Você está na página 1de 4

ASEAN dan diplomasi RI

DAERAH wisata pantai Hua Hin Thailand pada 27 Februari- 1 Maret 2009 menjadi
tempat penyelenggaraan KTT ke-14 ASEAN. Mencermati perjalanannya sejak berdiri 8
Agustus 1967 hingga peresmian pemberlakuan Piagam ASEAN (The Asean Charter) di
Jakarta 15 Desember 2008 lalu, banyak kritik terhadap ASEAN bermunculan. Masalah
dan tantangan apa yang dihadapi ASEAN dan masih cukupkah ASEAN menjadi fokus
diplomasi kita?
Kerjasama regional semacam ASEAN mestinya dapat memberikan manfaat negara-
negara anggota untuk memperkuat kapasitas diri dalam ekonomi dan politik, yang pada
akhirnya mampu melayani kepentingankepentingan negara anggota. Namun perbedaan-
perbedaan yang terjadi dalam inter-regional ASEAN diyakini menyumbang bagi kurang
padunya kerjasama kawasan ini dalam menopang ASEAN sebagai kekuatan yang layak
diperhitungkan dalam ekonomi-politik global. Padahal menurut Cantori dan Spiegel
(1970) dalam The International Politics of Region: A Comparative Approach, kohesivitas
sosial, ekonomi, dan politik mempunyai peran penting dalam menopang keberhasilan
regionalisme.
Dalam konteks ini lah Piagam ASEAN memiliki arti strategis. Pada hakikatnya ASEAN
Charter ini berfungsi sebagai konstitusi ASEAN, menegaskan legal personality ASEAN,
sekaligus sebagai pondasi dari ASEAN Economic Community (AEC), yang bersama
dengan ASEAN Security Community (ASC) dan ASEAN Socio Cultural Community
(ASCC) akan menjadi pilar Komunitas ASEAN 2015.
Pembentukan Komunitas ASEAN bisa dilacak melalui kesepakatan Visi ASEAN 2020 di
Kuala Lumpur 1997. Visi ini lebih ditegaskan melalui Bali Concord II yang dihasilkan
pada KTT ke-9 ASEAN di Bali tahun 2003 yang menyepakati pembentukan Komunitas
ASEAN. Pencapaian Komunitas ASEAN semakin kuat dengan ditandatanganinya "Cebu
Declaration on the Acceleration of the Establishment of an ASEAN Community by
2015" oleh para Pemimpin ASEAN pada KTT ke- 12 ASEAN di Cebu, Filipina, 13
Januari 2007. Dengan deklarasi ini, disepakati percepatan pembentukan Komunitas
ASEAN dari tahun 2020 menjadi tahun 2015. Pada temu puncak ke-13 ASEAN di
Singapura 20 Nopember 2007, 10 negara anggota ASEAN telah menandatangani Piagam
ASEAN.
Namun piagam itu mesti ditindaklanjuti secara nyata agar prosedur dan jalan
mencapainya bisa terealisasi.

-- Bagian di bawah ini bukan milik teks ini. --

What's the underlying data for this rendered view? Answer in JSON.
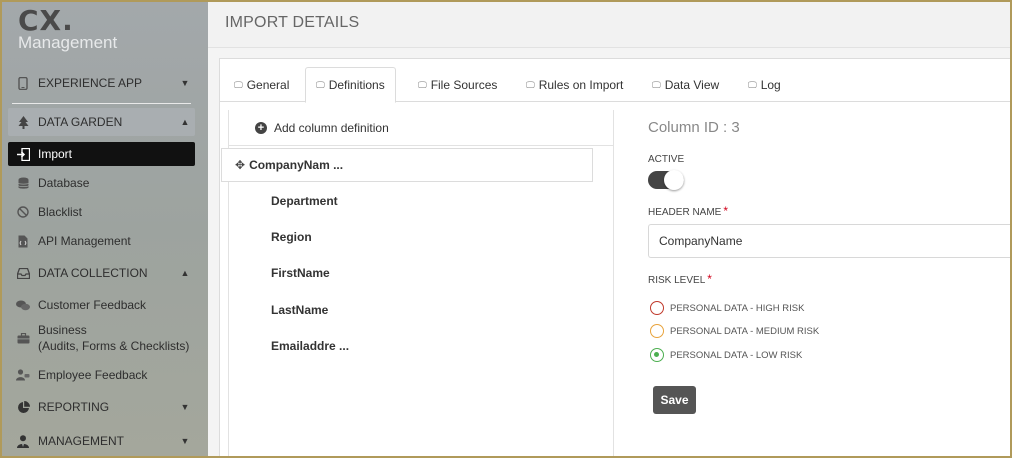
{
  "logo": {
    "brand": "CX.",
    "subtitle": "Management"
  },
  "sidebar": {
    "items": [
      {
        "label": "EXPERIENCE APP",
        "icon": "phone-icon"
      },
      {
        "label": "DATA GARDEN",
        "icon": "tree-icon"
      },
      {
        "label": "Import",
        "icon": "import-icon"
      },
      {
        "label": "Database",
        "icon": "database-icon"
      },
      {
        "label": "Blacklist",
        "icon": "ban-icon"
      },
      {
        "label": "API Management",
        "icon": "file-code-icon"
      },
      {
        "label": "DATA COLLECTION",
        "icon": "inbox-icon"
      },
      {
        "label": "Customer Feedback",
        "icon": "chat-icon"
      },
      {
        "label": "Business",
        "label2": "(Audits, Forms & Checklists)",
        "icon": "briefcase-icon"
      },
      {
        "label": "Employee Feedback",
        "icon": "user-comment-icon"
      },
      {
        "label": "REPORTING",
        "icon": "pie-chart-icon"
      },
      {
        "label": "MANAGEMENT",
        "icon": "user-tie-icon"
      }
    ]
  },
  "header": {
    "title": "IMPORT DETAILS"
  },
  "tabs": [
    {
      "label": "General"
    },
    {
      "label": "Definitions"
    },
    {
      "label": "File Sources"
    },
    {
      "label": "Rules on Import"
    },
    {
      "label": "Data View"
    },
    {
      "label": "Log"
    }
  ],
  "columns": {
    "add_label": "Add column definition",
    "selected": "CompanyNam ...",
    "items": [
      "Department",
      "Region",
      "FirstName",
      "LastName",
      "Emailaddre ..."
    ]
  },
  "detail": {
    "column_id": "Column ID : 3",
    "active_label": "ACTIVE",
    "active": true,
    "header_name_label": "HEADER NAME",
    "header_name_value": "CompanyName",
    "risk_level_label": "RISK LEVEL",
    "required_mark": "*",
    "risk_options": [
      {
        "label": "PERSONAL DATA - HIGH RISK",
        "color": "#c0392b",
        "selected": false
      },
      {
        "label": "PERSONAL DATA - MEDIUM RISK",
        "color": "#e8a33d",
        "selected": false
      },
      {
        "label": "PERSONAL DATA - LOW RISK",
        "color": "#4caf50",
        "selected": true
      }
    ],
    "save_label": "Save"
  }
}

Sempat muncul pemikiran agar piagam bisa dirubah atau
disempurnakan karena tidak mengikutsertakan rakyat dalam proses pembuatannya.
Piagam hanya berbicara soal bagaimana masing-masing pemerintahan berinteraksi dan
tidak ada tempat yang diciptakan atau prosedur yang dibangun untuk melembagakan
peran masyarakat sipil dalam proses pembangunan komunitas regional.

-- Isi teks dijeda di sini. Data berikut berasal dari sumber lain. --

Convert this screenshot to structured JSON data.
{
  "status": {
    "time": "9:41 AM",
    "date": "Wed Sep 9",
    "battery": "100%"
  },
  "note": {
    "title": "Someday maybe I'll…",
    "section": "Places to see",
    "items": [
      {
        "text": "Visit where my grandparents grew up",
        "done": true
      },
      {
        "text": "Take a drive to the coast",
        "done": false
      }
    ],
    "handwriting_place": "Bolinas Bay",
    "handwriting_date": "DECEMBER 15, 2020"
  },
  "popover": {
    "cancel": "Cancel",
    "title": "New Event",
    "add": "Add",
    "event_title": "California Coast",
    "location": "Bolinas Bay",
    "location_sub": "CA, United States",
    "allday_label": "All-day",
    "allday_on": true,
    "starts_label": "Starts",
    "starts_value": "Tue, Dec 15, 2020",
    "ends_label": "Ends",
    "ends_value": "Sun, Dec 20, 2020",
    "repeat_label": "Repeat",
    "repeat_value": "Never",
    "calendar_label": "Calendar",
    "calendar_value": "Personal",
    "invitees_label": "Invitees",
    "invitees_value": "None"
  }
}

Ketegasan ASEAN dalam menyikapi masalah pelanggaran hak asasi manusia dan
penegakan demokrasi di masing-masing negara anggota juga dipertanyakan. Terakhir
adanya institusi yang lebih cepat dalam mengambil keputusan dan lebih cepat
mengantisipasi tantangan sangat diharapkan tetapi keterbatasan dalam piagam malah
memperlambat. Efektivitas summit diplomacy dinilai sebagai retorika saja dengan contoh
kegagalan upaya membahas topik Myanmar dalam summit karena Myanmar menolak.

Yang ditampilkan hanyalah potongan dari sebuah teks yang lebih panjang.